By focusing on creating a more capable organisation, some client organisations are seeking to increase efficiencies through increasing involvement in front end design and construction.
To do this, they are strengthening their in-house capability and capacity; where the cost of investment is easily recovered through reduced contingency levels and lowered unit build costs.
4. Align cultures and behaviours
To effect alignment, client organisations should first examine their own culture and behaviours to enable alignment. This must include creating awareness of the current collaboration culture/capabilities and exploring what changes need to take place to enable an integrated operating model. It is imperative to remove potential barriers, such as adversarial thinking, which divide client and supply chain organisations to enable an inclusive mindset.
To bring the vision to life, a practical tool is a set of shared values and behaviours which are built to enable all those engaged to understand what is expected of them and how they should live them in an outcomes-based environment.
5. Communicate it, live it, measure it
By clearly communicating programme outcomes, a single shared vision is created for the supply chain to align to and deliver. To ensure the shared vision is achievable requires client organisations to integrate processes and embrace the digitalisation of approaches.

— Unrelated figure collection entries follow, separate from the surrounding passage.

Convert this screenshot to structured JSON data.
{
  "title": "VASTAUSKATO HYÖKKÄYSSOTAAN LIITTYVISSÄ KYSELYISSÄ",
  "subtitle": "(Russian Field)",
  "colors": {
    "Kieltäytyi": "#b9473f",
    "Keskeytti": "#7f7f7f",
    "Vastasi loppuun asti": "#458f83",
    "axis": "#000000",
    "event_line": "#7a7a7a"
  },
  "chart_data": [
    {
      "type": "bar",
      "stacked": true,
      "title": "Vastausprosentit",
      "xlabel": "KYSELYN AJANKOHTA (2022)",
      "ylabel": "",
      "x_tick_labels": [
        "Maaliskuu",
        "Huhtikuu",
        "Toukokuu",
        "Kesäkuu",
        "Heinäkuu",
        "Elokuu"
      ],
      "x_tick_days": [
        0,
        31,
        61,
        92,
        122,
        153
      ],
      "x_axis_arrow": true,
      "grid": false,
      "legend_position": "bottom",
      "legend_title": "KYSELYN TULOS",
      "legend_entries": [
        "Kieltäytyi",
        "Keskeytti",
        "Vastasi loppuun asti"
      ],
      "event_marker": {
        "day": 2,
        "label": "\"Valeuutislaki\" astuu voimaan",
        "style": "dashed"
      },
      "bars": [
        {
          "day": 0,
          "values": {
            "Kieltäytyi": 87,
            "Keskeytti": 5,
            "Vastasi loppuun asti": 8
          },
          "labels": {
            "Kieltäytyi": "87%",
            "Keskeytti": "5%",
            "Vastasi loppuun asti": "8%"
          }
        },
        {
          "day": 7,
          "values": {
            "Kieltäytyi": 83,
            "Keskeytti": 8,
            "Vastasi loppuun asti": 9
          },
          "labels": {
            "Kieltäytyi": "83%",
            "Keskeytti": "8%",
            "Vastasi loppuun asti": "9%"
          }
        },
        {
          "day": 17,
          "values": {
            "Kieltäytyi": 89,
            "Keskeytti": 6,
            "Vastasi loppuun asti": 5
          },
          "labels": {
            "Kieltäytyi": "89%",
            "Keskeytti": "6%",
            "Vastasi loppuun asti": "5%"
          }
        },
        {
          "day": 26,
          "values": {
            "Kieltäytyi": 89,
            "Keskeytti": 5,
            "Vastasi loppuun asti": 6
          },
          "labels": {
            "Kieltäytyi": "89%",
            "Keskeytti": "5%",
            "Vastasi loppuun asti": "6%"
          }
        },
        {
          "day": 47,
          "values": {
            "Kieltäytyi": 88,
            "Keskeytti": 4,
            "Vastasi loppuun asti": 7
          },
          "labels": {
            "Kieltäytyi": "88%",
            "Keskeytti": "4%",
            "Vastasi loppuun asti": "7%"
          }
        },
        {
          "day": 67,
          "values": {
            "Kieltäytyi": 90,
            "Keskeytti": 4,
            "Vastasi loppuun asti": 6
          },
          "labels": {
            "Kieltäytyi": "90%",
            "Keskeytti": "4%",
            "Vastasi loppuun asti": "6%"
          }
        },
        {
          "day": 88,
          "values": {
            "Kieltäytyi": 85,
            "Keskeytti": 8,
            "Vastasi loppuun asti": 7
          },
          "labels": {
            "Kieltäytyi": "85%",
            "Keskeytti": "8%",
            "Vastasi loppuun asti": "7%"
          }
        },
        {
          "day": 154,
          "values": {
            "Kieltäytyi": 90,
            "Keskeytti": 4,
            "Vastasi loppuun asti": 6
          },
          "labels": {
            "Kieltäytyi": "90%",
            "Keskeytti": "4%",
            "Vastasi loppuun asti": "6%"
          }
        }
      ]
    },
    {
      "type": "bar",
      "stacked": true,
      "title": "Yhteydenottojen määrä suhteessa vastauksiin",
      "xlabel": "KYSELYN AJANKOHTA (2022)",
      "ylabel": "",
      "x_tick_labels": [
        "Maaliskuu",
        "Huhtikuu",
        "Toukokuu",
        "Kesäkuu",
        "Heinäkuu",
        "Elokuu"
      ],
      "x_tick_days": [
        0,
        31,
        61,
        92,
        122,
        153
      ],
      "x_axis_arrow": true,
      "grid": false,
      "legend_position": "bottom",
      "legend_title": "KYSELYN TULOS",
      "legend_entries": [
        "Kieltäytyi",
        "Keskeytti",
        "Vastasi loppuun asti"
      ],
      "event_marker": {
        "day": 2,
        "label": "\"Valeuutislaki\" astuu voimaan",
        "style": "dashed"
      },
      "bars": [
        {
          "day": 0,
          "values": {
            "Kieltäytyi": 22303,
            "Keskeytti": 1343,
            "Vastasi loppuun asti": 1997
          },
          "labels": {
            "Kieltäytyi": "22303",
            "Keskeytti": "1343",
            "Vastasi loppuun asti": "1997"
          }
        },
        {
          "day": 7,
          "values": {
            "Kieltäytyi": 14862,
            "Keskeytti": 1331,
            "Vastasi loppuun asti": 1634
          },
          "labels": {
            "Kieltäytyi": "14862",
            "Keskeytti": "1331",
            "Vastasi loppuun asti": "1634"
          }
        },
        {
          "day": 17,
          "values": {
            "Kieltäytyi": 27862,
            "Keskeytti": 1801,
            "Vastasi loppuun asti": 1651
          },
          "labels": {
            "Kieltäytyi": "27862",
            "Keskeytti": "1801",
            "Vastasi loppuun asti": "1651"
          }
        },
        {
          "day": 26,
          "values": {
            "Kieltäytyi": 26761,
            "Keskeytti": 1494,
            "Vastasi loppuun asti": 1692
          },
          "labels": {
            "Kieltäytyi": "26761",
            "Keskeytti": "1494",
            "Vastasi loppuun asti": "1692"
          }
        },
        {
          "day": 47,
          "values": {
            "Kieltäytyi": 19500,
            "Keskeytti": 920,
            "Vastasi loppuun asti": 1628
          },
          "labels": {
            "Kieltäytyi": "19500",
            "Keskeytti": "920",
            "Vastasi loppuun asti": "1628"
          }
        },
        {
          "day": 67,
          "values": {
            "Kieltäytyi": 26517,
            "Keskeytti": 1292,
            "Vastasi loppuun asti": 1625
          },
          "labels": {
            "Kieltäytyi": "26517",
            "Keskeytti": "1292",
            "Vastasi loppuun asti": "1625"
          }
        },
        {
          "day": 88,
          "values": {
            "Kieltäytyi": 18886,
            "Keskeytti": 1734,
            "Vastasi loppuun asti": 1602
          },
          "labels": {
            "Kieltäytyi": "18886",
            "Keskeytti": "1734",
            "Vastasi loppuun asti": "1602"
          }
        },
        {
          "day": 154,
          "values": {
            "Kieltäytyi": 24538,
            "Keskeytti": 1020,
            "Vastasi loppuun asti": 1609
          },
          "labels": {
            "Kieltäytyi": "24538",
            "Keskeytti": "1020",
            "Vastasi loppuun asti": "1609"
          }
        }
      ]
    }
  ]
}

The client organisation must also create key performance metrics (KPIs) which are aligned not only to the vision outcomes, but also joint delivery of them.
Goals must be linked to supply chain alignment of performance – such as appropriate governance routes and must be supported by active monitoring and needs analysis to ensure successful delivery of the vision. By regular checks and measurement, all parties can have confidence that structures are working effectively as a whole system, and that the governance structure provides a robust escalation process.
6. Create a single risk-based lifecycle process
Adopting a single risk-based system enables organisations to drive strategic decision-making and bring together risk from all lenses; organisation strategy, culture, governance, policies, risk data, measurement and evaluation, scenario planning and stress testing. Exploring risks with supply chains isn’t new and in recent years, client organisations have sought to truly understand their operating model and map how it links to the overall commercial lifecycle in a deeper and more accessible way.
A key enabler of this full lifecycle understanding of risk is digitalisation.
By creating a standard approach that draws together data, technology and digital working, client organisations can create familiar and repeatable delivery environments for the supply chain.
Starting the journey now
These six steps will enable an aligned client organisational model which can fully integrate supply chain partners.
In essence, it will mean that supply chain partners are treated as an extension of the client organisation and that integration is at the heart of everything the client or supply chain does. With more client organisations driving towards integrated but agile operating models, a stronger relationship with supply chains will be created which is underpinned by the right capability and culture, a shared data environment and jointly developed governance, assurance and measurement methodologies.